It's easy for us to compare ourselves with others. We often compare ourselves with everything. "I bet they have more money than me." "She's so much prettier than me." "He always gets the girls." Do these sound familiar to you? I know I'm constantly comparing myself with others - and I do that with everything! But what about this question: Who suffers greater? I have a lot of issues, but I always compare myself and think "They suffer more than I do." Yes, there are people who do suffer more than me, but this isn't really what you or I should think; rather what we should be asking ourselves is "What am I go to do about my suffering?" It's not so much about what we go through, but what we're going to do about it.
Now you may say "There's nothing I can do about my suffering!" I get that, I really do. Maybe you have that debilitating disease that you can't find a cure for. Maybe you're about to lose your home. Maybe you lost a child. I'm not going to tell you that you're not suffering. Things may seem hopeless, but there's ALWAYS hope! Some of my mental illnesses I can't take any medications for (my ADHD, Depression, and severe anxiety). Meds for ADHD cause worse hallucinations for people who already struggle with hallucinations. I can't take any anti-depressants because they make me even more suicidal, and I can't be treated for it with ECT (electroconvulsive therapy) because I have a brain injury. As for my severe anxiety, I take too many meds already so no one will give me anything for it. Even my meds to treat my hallucinations doesn't always work. There are times I still hallucinate. There are times I still hear voices. There are times I get delusional or paranoid still. Meds don't fix everything. Sometimes there are things we just have to live with.
But there are people I look at and think "Who am I to complain about my problems? They have things FAR worse than me!" I do this a lot honestly. They easily become inspirations for me too. If they can keep going I should too!
We all have our own battles we have to go through. It doesn't matter who has things worse than us. What matters is what we do with it.
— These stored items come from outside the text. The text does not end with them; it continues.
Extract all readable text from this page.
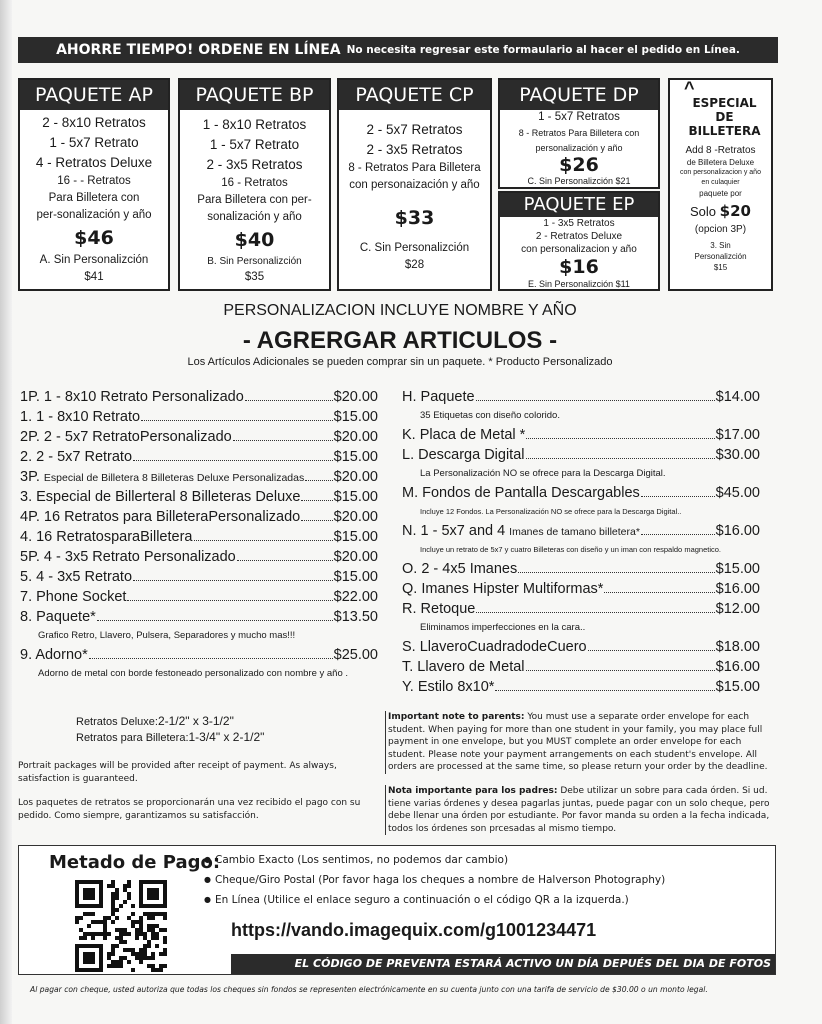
AHORRE TIEMPO! ORDENE EN LÍNEA No necesita regresar este formaulario al hacer el pedido en Línea.
PAQUETE AP
2 - 8x10 Retratos
1 - 5x7 Retrato
4 - Retratos Deluxe
16 - - Retratos
Para Billetera con
per-sonalización y año
$46
A. Sin Personalizción
$41
PAQUETE BP
1 - 8x10 Retratos
1 - 5x7 Retrato
2 - 3x5 Retratos
16 - Retratos
Para Billetera con per-
sonalización y año
$40
B. Sin Personalizción
$35
PAQUETE CP
2 - 5x7 Retratos
2 - 3x5 Retratos
8 - Retratos Para Billetera
con personaización y año
$33
C. Sin Personalizción
$28
PAQUETE DP
1 - 5x7 Retratos
8 - Retratos Para Billetera con
personalización y año
$26
C. Sin Personalizción $21
PAQUETE EP
1 - 3x5 Retratos
2 - Retratos Deluxe
con personalizacion y año
$16
E. Sin Personalizción $11
^
ESPECIAL
DE
BILLETERA
Add 8 -Retratos
de Billetera Deluxe
con personalizacion y año
en culaquier
paquete por
Solo $20
(opcion 3P)
3. Sin
Personalizción
$15
PERSONALIZACION INCLUYE NOMBRE Y AÑO
- AGRERGAR ARTICULOS -
Los Artículos Adicionales se pueden comprar sin un paquete. * Producto Personalizado
1P. 1 - 8x10 Retrato Personalizado	$20.00
1. 1 - 8x10 Retrato	$15.00
2P. 2 - 5x7 RetratoPersonalizado	$20.00
2. 2 - 5x7 Retrato	$15.00
3P. Especial de Billetera 8 Billeteras Deluxe Personalizadas $20.00
3. Especial de Billerteral 8 Billeteras Deluxe $15.00
4P. 16 Retratos para BilleteraPersonalizado $20.00
4. 16 RetratosparaBilletera	$15.00
5P. 4 - 3x5 Retrato Personalizado	$20.00
5. 4 - 3x5 Retrato	$15.00
7. Phone Socket	$22.00
8. Paquete*	$13.50
Grafico Retro, Llavero, Pulsera, Separadores y mucho mas!!!
9. Adorno*	$25.00
Adorno de metal con borde festoneado personalizado con nombre y año .
H. Paquete	$14.00
35 Etiquetas con diseño colorido.
K. Placa de Metal *	$17.00
L. Descarga Digital	$30.00
La Personalización NO se ofrece para la Descarga Digital.
M. Fondos de Pantalla Descargables	$45.00
Incluye 12 Fondos. La Personalización NO se ofrece para la Descarga Digital..
N. 1 - 5x7 and 4 Imanes de tamano billetera*	$16.00
Incluye un retrato de 5x7 y cuatro Billeteras con diseño y un iman con respaldo magnetico.
O. 2 - 4x5 Imanes	$15.00
Q. Imanes Hipster Multiformas*	$16.00
R. Retoque	$12.00
Eliminamos imperfecciones en la cara..
S. LlaveroCuadradodeCuero	$18.00
T. Llavero de Metal	$16.00
Y. Estilo 8x10*	$15.00
Retratos Deluxe:2-1/2" x 3-1/2"
Retratos para Billetera:1-3/4" x 2-1/2"
Portrait packages will be provided after receipt of payment. As always, satisfaction is guaranteed.
Los paquetes de retratos se proporcionarán una vez recibido el pago con su pedido. Como siempre, garantizamos su satisfacción.
Important note to parents: You must use a separate order envelope for each student. When paying for more than one student in your family, you may place full payment in one envelope, but you MUST complete an order envelope for each student. Please note your payment arrangements on each student's envelope. All orders are processed at the same time, so please return your order by the deadline.
Nota importante para los padres: Debe utilizar un sobre para cada órden. Si ud. tiene varias órdenes y desea pagarlas juntas, puede pagar con un solo cheque, pero debe llenar una órden por estudiante. Por favor manda su orden a la fecha indicada, todos los órdenes son prcesadas al mismo tiempo.
Metado de Pago:
● Cambio Exacto (Los sentimos, no podemos dar cambio)
● Cheque/Giro Postal (Por favor haga los cheques a nombre de Halverson Photography)
● En Línea (Utilice el enlace seguro a continuación o el código QR a la izquerda.)
https://vando.imagequix.com/g1001234471
EL CÓDIGO DE PREVENTA ESTARÁ ACTIVO UN DÍA DEPUÉS DEL DIA DE FOTOS
Al pagar con cheque, usted autoriza que todas los cheques sin fondos se representen electrónicamente en su cuenta junto con una tarifa de servicio de $30.00 o un monto legal.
I can spend all day complaining about my problems. I can spend all day thinking "They have it worse than me, what the heck am I doing with my life?" Or, I can focus on Jesus to get me through my battles. It's not easy. Trust me, I know it's not easy. When I get really down, it's hard to remind myself that Jesus really does love me. Just last week, I felt really suicidal. I locked myself in the closet to keep myself safe. But even then, I thought of different ways to do it. I begged God in my tears "Have mercy on me! Spare my life! I don't want to die by my own hands!" Eventually I asked my husband to remind me of how God thinks of me. After that I started feeling a bit better (at least enough to not go through any suicidal attempts). In our battles, cling to the feet of Jesus and don't let go!
Jacob got in a fight (I don't mean a fight with words, but a physical fight) with the angel of the LORD (which some believe to be Jesus) and told the angel that he would not let go until he was blessed (Genesis 32:22-31). Cling to Jesus in your struggles and don't let him go. He WILL rescue you in your time of need. He will never let you go through your battles alone. He is always with you. Cling to Him.